Since the Narcan Distribution Collaborative started last fall, Hamilton County has gotten 375 percent more kits of the lifesaving medication out into the public’s hands.
The Hamilton County Heroin Coalition has issued an alert warning of a surge of overdoses in the area in the past week.
The coroner noted that nine deaths in the last seven days were likely from overdose, and health officials said hospital emergency department visits for suspected overdose were at 11 per day. That compares to a usual 9.1 per day three months ago, said Mike Samet, spokesman for Hamilton County Public Health.
The coalition tracks the deaths and issues alerts when the numbers are higher than normal to first-responders, treatment providers and the public.
“Out of caution and to provide situational awareness, we are issuing an alert regarding this gradual rise in overdose activity in the county,” the alert states.
Authorities did not say what is driving the current spike but did note that in the past, a change in which drugs are used can cause increases.
“We really don’t know what causes the ups and downs,” said Newtown Police Chief Tom Synan, a chief in the Hamilton County Heroin Coalition. “My belief is what is in the (drug) supply dictates what happens on the street.
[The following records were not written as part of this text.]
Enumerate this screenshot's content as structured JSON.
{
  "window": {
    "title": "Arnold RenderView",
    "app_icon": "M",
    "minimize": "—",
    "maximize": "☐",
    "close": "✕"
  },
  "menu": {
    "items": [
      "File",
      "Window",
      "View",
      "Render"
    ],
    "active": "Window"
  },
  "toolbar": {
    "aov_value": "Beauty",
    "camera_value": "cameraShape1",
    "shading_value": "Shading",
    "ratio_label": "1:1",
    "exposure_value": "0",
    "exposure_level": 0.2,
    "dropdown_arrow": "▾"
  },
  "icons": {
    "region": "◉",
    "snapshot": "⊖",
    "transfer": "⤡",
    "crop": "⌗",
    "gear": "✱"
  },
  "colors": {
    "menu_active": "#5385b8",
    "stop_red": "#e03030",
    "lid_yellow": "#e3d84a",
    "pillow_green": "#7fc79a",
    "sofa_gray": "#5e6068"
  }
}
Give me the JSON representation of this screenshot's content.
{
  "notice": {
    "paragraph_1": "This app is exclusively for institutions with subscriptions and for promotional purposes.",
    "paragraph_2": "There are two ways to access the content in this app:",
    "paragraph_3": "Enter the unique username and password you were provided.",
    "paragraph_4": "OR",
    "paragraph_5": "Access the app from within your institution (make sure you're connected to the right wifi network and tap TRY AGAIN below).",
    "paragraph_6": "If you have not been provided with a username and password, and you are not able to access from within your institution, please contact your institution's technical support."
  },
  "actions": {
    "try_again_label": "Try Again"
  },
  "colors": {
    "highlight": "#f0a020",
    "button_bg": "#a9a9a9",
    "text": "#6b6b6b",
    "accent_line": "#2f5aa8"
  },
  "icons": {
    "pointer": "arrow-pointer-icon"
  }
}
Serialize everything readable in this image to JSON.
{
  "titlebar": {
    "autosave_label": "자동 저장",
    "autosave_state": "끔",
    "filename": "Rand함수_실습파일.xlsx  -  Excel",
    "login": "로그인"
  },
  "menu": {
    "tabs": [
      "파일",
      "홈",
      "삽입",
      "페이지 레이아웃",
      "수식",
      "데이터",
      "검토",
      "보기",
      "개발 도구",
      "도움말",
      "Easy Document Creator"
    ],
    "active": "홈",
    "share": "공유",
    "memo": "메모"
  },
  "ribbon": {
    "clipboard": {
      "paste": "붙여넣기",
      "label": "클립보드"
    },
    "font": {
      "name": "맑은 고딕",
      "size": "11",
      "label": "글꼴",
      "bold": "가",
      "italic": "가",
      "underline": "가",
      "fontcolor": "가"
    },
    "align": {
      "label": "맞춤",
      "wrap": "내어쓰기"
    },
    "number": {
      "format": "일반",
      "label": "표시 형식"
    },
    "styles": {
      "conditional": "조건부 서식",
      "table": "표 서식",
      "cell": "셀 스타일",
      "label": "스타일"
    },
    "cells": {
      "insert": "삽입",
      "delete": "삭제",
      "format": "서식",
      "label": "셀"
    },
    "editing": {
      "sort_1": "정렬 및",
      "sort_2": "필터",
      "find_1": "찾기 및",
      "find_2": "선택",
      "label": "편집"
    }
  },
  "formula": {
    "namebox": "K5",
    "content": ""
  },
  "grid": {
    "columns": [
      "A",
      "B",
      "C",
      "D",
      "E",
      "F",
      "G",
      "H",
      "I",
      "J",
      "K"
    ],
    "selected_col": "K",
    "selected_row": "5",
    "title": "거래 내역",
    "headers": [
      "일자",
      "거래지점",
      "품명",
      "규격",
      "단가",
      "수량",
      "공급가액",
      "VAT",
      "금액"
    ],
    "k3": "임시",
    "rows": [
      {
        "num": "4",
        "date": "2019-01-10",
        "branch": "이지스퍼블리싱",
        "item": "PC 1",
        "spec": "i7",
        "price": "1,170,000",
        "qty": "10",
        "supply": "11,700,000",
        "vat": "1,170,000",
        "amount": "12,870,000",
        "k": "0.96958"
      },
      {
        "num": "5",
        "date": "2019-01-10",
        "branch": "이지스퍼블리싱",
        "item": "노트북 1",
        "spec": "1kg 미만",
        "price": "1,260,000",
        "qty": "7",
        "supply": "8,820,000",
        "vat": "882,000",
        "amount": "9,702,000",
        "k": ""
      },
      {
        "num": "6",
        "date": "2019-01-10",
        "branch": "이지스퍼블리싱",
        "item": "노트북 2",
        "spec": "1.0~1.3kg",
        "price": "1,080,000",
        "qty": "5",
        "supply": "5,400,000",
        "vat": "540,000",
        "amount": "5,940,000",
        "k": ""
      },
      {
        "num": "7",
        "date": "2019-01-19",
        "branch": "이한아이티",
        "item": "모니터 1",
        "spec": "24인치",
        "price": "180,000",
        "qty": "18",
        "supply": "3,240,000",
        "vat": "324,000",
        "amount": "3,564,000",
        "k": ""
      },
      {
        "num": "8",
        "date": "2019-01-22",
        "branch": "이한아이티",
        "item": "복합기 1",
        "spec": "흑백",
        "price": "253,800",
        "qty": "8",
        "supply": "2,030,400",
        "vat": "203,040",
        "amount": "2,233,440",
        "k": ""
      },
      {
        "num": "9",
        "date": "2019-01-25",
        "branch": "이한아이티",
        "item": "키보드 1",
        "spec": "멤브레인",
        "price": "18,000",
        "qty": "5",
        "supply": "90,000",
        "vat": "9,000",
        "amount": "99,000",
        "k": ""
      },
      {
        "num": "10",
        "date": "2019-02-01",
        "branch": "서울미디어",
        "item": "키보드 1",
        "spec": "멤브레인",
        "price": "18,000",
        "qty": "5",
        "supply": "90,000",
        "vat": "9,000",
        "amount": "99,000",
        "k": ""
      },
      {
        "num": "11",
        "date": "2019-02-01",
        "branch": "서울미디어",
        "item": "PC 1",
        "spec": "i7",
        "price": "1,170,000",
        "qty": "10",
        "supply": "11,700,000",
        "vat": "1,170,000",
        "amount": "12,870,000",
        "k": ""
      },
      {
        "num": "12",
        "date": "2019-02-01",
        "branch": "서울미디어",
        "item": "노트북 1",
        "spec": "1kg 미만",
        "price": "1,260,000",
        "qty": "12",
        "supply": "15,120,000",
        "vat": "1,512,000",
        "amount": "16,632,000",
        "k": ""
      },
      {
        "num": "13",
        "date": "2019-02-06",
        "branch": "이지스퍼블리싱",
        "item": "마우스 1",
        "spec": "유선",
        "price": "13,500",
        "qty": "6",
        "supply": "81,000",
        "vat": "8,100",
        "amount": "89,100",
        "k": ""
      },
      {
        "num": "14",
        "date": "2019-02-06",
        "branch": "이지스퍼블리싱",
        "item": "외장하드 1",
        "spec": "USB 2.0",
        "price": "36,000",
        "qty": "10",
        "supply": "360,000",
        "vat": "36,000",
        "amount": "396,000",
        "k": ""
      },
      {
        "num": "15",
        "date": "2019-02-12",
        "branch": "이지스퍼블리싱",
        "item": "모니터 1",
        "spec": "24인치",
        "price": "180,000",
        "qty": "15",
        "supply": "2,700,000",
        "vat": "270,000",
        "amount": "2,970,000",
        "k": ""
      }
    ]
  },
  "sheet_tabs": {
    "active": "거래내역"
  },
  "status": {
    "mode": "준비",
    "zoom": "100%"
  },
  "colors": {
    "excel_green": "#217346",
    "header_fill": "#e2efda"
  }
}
Also, it is never one factor but multiple factors that contribute.”
“The alerts are to be reminders for first-responders and those interacting with street drugs to use caution and follow safety recommendations,” Synan said.
He added that crystal meth and cocaine use has gone up nationwide, and often, and these drugs, like heroin, are being mixed with fentanyl. “This is especially concerning for all drug users who are not accustomed to opiates let alone such powerful synthetics,” Synan said.
Officials also released safety recommendations:
- Do not field test drugs or injection equipment.
- Have available and use necessary personal protective equipment (including gloves and respiratory protection).
- Carry extra doses of naloxone (Narcan) and administer multiple doses, if necessary.
- Administer naloxone for drug overdoses even when non-opioids indicated. Naloxone is sold over-the-counter in pharmacies throughout the area. Hamilton County Public Health through the Narcan Distribution Collaborative will also provide free Narcan after a brief training.
- Avoid mixing drugs, including alcohol, which increases the risk of overdose.
- Call 911 after every overdose, even if naloxone has been used.
- If you are a user, do not leave the ambulance or hospital against medical advice after naloxone has been administered to reverse the overdose. The naloxone may wear off before the opioids wear off – and you could go into overdose again.
- For referral to addiction treatment services, please call 513-281-7880
Hamilton County Public Health and the coalition created the overdose alert system in 2016, after a sustained period of overdoses hit the area.